In order to document that influence and give credit to an important member of New York's art world during one of its most vital periods, the Whitney Museum is presenting this country's first full-scale retrospective of Kiesler's work.
``Frederick Kiesler'' consists of over 200 sculptures, drawings, paintings, architectural plans and models, and pieces of furniture. Among its more interesting features are the famous Surrealist room he designed for Peggy Guggenheim's Art of This Century Gallery; the de Stijl environment devised for the 1925 ``Exposition Internationale des Arts D'ecoratifs et Industriels Modernes'' in Paris; and reconstructions of his innovative installation system for gallery exhibitions.
Although small in physical stature (4 ft., 10 in.), he had sufficient intellectual curiosity and creative energy - to say nothing of connections with important European cultural figures - to make him a towering two-way conduit for avant-garde ideas traveling between Europe and New York.
AS Lisa Phillips, the show's organizer, writes in the exhibition catalog, ``Frederick Kiesler ... was part Renaissance man, part space-age prophet. He bridged the past and the future, Europe and America, and also bridged boundaries between media, challenging conventional definitions of disciplines.
``Though his activities were far-ranging, they were not disconnected. His lifelong creed was continuity - the essential relatedness of all his seemingly diverse practices. `Everyone has one basic idea,' he said, `and he will always come back to it.' For Kiesler this idea was the concept of spatial continuity - of endlessness.''
This concept was to assume many forms during his career, from his 1924 ``Space Stage,'' a visionary theater of the future, constructed as a spiral tower consisting of several performance spaces staggered on top of one another, to the ``Endless House,'' a home intended to be as ``organic'' as a living thing.
Although originally conceived in the 1920s, the ``Endless House'' was not to become a major project until the '50s. Conceptually, it was correlated to the human body in both form and function. Although plans and models for it were exhibited and widely discussed, Kiesler was never able to take it beyond the planning stages. His large 1959 model for it, however, is one of this exhibition's outstanding items.
Kiesler's ``one basic idea'' was also manifested in his designs for the 1942 opening exhibition of Peggy Guggenheim's Surrealist gallery, Art of This Century. In response to Mrs. Guggenheim's request that ``a new method be devised for exhibiting art,'' he fashioned an installation that coordinated architecture with painting and sculpture. Paintings were removed from their frames, and kinetic mounting devices were used so that works could be examined from various angles and under different lighting conditions. The exhibition was a resounding success for reasons that still make sense, as demonstrated in the full-size reconstruction, complete with facsimilies of the original paintings, included in this show.
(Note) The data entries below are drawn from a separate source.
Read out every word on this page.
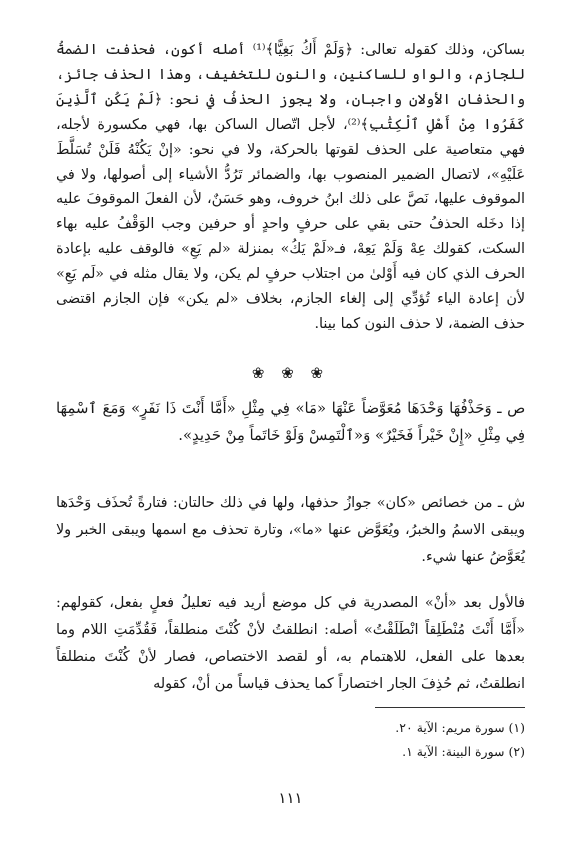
بساكن، وذلك كقوله تعالى: ﴿وَلَمْ أَكُ بَغِيًّا﴾⁽¹⁾ أصله أكون، فحذفت الضمةُ للجازم، والواو للساكنين، والنون للتخفيف، وهذا الحذف جائز، والحذفان الأولان واجبان، ولا يجوز الحذفُ في نحو: ﴿لَمْ يَكُنِ ٱلَّذِينَ كَفَرُوا مِنْ أَهْلِ ٱلْكِتَٰبِ﴾⁽²⁾، لأجل اتّصال الساكن بها، فهي مكسورة لأجله، فهي متعاصية على الحذف لقوتها بالحركة، ولا في نحو: «إنْ يَكُنْهُ فَلَنْ تُسَلَّطَ عَلَيْهِ»، لاتصال الضمير المنصوب بها، والضمائر تَرُدُّ الأشياء إلى أصولها، ولا في الموقوف عليها، نَصَّ على ذلك ابنُ خروف، وهو حَسَنٌ، لأن الفعلَ الموقوفَ عليه إذا دخَله الحذفُ حتى بقي على حرفٍ واحدٍ أو حرفين وجب الوَقْفُ عليه بهاء السكت، كقولك عِهْ وَلَمْ يَعِهْ، فـ«لَمْ يَكُ» بمنزلة «لم يَعِ» فالوقف عليه بإعادة الحرف الذي كان فيه أَوْلىٰ من اجتلاب حرفٍ لم يكن، ولا يقال مثله في «لَم يَعِ» لأن إعادة الياء تُؤدِّي إلى إلغاء الجازم، بخلاف «لم يكن» فإن الجازم اقتضى حذف الضمة، لا حذف النون كما بينا.

❀ ❀ ❀

ص ـ وَحَذْفُهَا وَحْدَهَا مُعَوَّضاً عَنْهَا «مَا» فِي مِثْلِ «أَمَّا أَنْتَ ذَا نَفَرٍ» وَمَعَ ٱسْمِهَا فِي مِثْلِ «إِنْ خَيْراً فَخَيْرٌ» وَ«ٱلْتَمِسْ وَلَوْ خَاتَماً مِنْ حَدِيدٍ».

ش ـ من خصائص «كان» جوازُ حذفها، ولها في ذلك حالتان: فتارةً تُحذَف وَحْدَها ويبقى الاسمُ والخبرُ، ويُعَوَّض عنها «ما»، وتارة تحذف مع اسمها ويبقى الخبر ولا يُعَوَّضُ عنها شيء.

فالأول بعد «أنْ» المصدرية في كل موضع أريد فيه تعليلُ فعلٍ بفعل، كقولهم: «أَمَّا أَنْتَ مُنْطَلِقاً انْطَلَقْتُ» أصله: انطلقتُ لأنْ كُنْتَ منطلقاً، فَقُدِّمَتِ اللام وما بعدها على الفعل، للاهتمام به، أو لقصد الاختصاص، فصار لأنْ كُنْتَ منطلقاً انطلقتُ، ثم حُذِفَ الجار اختصاراً كما يحذف قياساً من أنْ، كقوله

(١) سورة مريم: الآية ٢٠.
(٢) سورة البينة: الآية ١.
١١١
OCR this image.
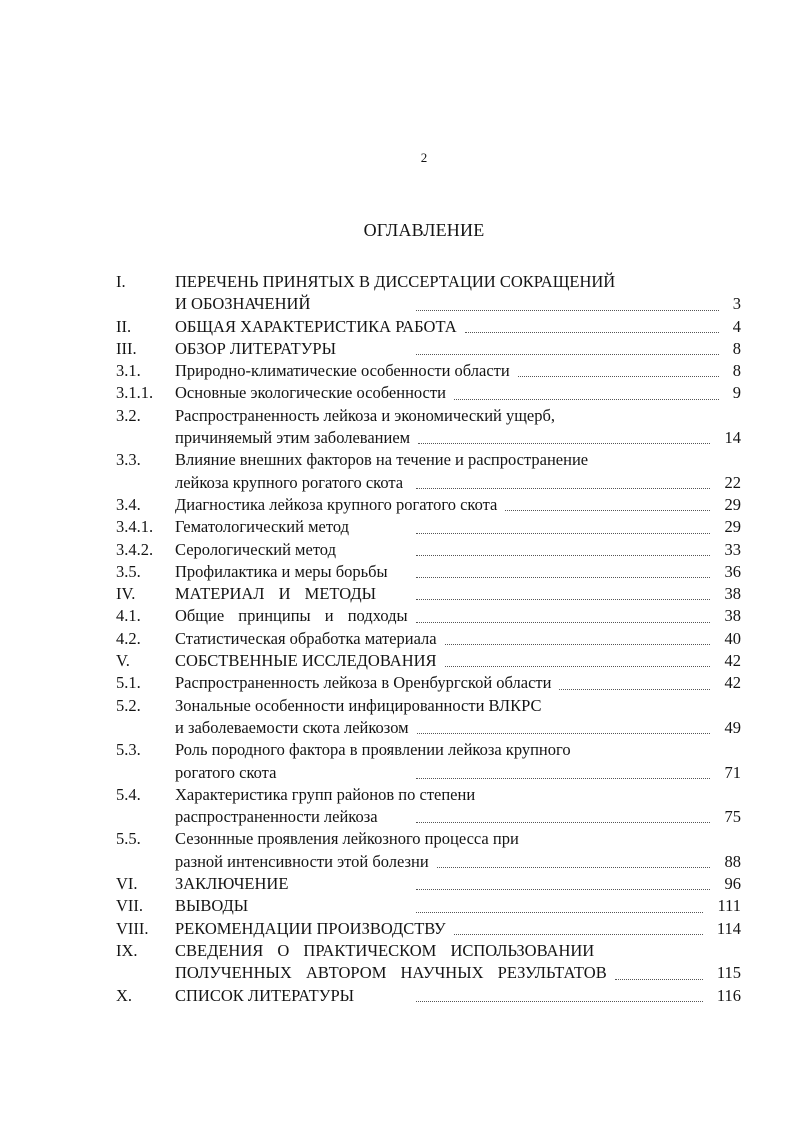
2
ОГЛАВЛЕНИЕ
I.	ПЕРЕЧЕНЬ ПРИНЯТЫХ В ДИССЕРТАЦИИ СОКРАЩЕНИЙ
И ОБОЗНАЧЕНИЙ	3
II.	ОБЩАЯ ХАРАКТЕРИСТИКА РАБОТА	4
III.	ОБЗОР ЛИТЕРАТУРЫ	8
3.1.	Природно-климатические особенности области	8
3.1.1.	Основные экологические особенности	9
3.2.	Распространенность лейкоза и экономический ущерб,
причиняемый этим заболеванием	14
3.3.	Влияние внешних факторов на течение и распространение
лейкоза крупного рогатого скота	22
3.4.	Диагностика лейкоза крупного рогатого скота	29
3.4.1.	Гематологический метод	29
3.4.2.	Серологический метод	33
3.5.	Профилактика и меры борьбы	36
IV.	МАТЕРИАЛ И МЕТОДЫ	38
4.1.	Общие принципы и подходы	38
4.2.	Статистическая обработка материала	40
V.	СОБСТВЕННЫЕ ИССЛЕДОВАНИЯ	42
5.1.	Распространенность лейкоза в Оренбургской области	42
5.2.	Зональные особенности инфицированности ВЛКРС
и заболеваемости скота лейкозом	49
5.3.	Роль породного фактора в проявлении лейкоза крупного
рогатого скота	71
5.4.	Характеристика групп районов по степени
распространенности лейкоза	75
5.5.	Сезоннные проявления лейкозного процесса при
разной интенсивности этой болезни	88
VI.	ЗАКЛЮЧЕНИЕ	96
VII.	ВЫВОДЫ	111
VIII.	РЕКОМЕНДАЦИИ ПРОИЗВОДСТВУ	114
IX.	СВЕДЕНИЯ О ПРАКТИЧЕСКОМ ИСПОЛЬЗОВАНИИ
ПОЛУЧЕННЫХ АВТОРОМ НАУЧНЫХ РЕЗУЛЬТАТОВ	115
X.	СПИСОК ЛИТЕРАТУРЫ	116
In some ways Kiesler's masterpiece - the Shrine of the Book - was the culmination of his lifelong dedication to visionary architecture. It was also his first (and last) building to be completed. In 1956, he and a former student, Armand Bartos, began work on this building in Jerusalem, in which the Dead Sea Scrolls were to be housed. The Shrine's form - a double parabolic dome - is a plastic expression for the idea of rebirth and renewal, and it recalls the amphorae in which the scrolls were found. Ten studies for this work are on display in this retropective.
But all this only scratches the surface of Kiesler's creative production and of this exhibition. Above all, it's a fascinating and timely tribute to an extraordinary artist - one who wasn't content merely to do a first-rate job, but who always had to break fresh ground as well.
At the Whitney Museum through April 16.